Thirteen years later, things have changed. The guru has retired, Hawkins is dean, and faculty members have access to a professional instructional designer who serves the entire campus, including its embedded seminary. Online enrollment is double the residential population, and Hawkins credits the designer’s presence with helping the school avoid many of the obstacles identified in a recent Auburn Studies report, (Not) Being There (read more about this report). The designer, Jodie Reminder, attends monthly staff meetings and has a regular slot on the agenda. She enjoys a collegial relationship with faculty, provides them with updates on new products, and shares teaching tips that enhance online education. She knows her role — and its limits — and takes care not to stray into course content.



“Faculty members are the experts in their fields,” says Reminder, who has a master’s degree in learning strategies from Purdue University. “My job is to help them continue to be experts in their fields. They shouldn’t have to read tech manuals. That’s my responsibility. In some ways I’m a sounding board; I do a lot of listening.” Based on that listening she helps them “translate what they do in the classroom to an online experience.”

Full-time instructional designers are common on university campuses but rare at smaller, freestanding seminaries. “Instructional designers and instructional technologists are often confused, but the titles aren’t interchangeable,” say Sue Ann Husted, who has held both positions at various institutions during her 24-year career. Now an instructional design and technology consultant at Ball State University, she explains the difference between instructional design and instructional technology this way: An instructional designer helps faculty work through pedagogical online learning difficulties, while an instructional technologist teaches faculty to use the technology that fuels online education.

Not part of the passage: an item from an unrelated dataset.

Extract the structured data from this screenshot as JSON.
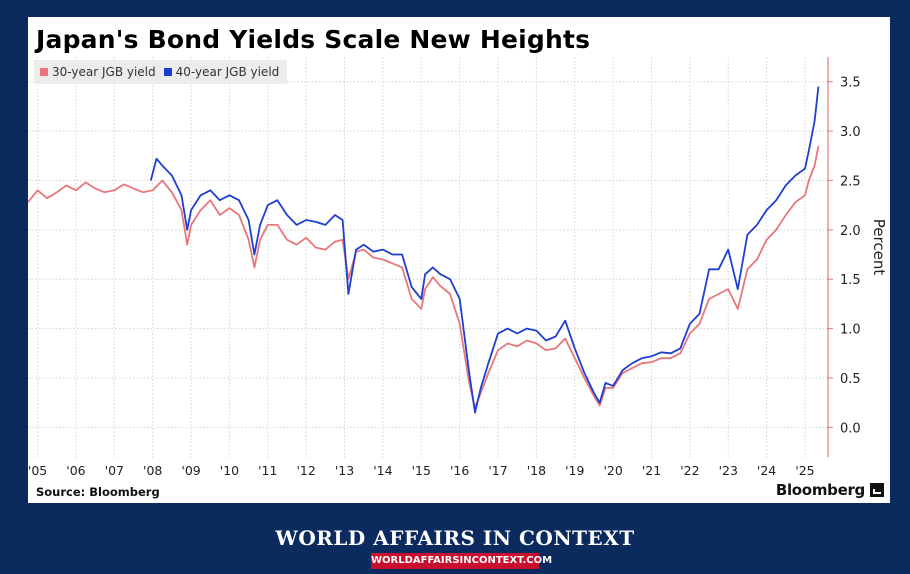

“Too often people assume that someone who works with computers can also do instructional design,” says Husted. But the designer’s duties go beyond technical skills and often include educating faculty on the needs and wants of online learners. Chief among these needs is convenience. “The instructional designer spends a lot of time explaining how faculty can repackage classroom curriculum to meet the convenience goal of the online learner,” says Husted. This involves “chunking,” which she defines as “taking course content and putting it in small, palatable bites for students to consume” on their own time.

At Anderson University, the process begins with Jodie Reminder asking a professor to articulate the learning objectives of a course. Together they break down the content into chunks and determine the learning that must take place in each chunk in order to meet course objectives by the end of the semester. Then they choose and create the activities that will stimulate the learning that will accomplish the objectives. For faculty making the switch from classroom to online instruction, “it can be a struggle, but they get into the groove,” says Reminder. Resistance to her role has been nonexistent, even among senior staffers.

Hawkins attributes faculty buy-in to the fact that all online classes are designed — with Reminder’s help — by the professors who teach them. “We don’t hire someone to put together a class and then assume anyone can facilitate it,” says Hawkins. The results of the collaborative process have been positive. “Our student outcomes indicate that online education is as good or even better, in some cases, than classroom education.”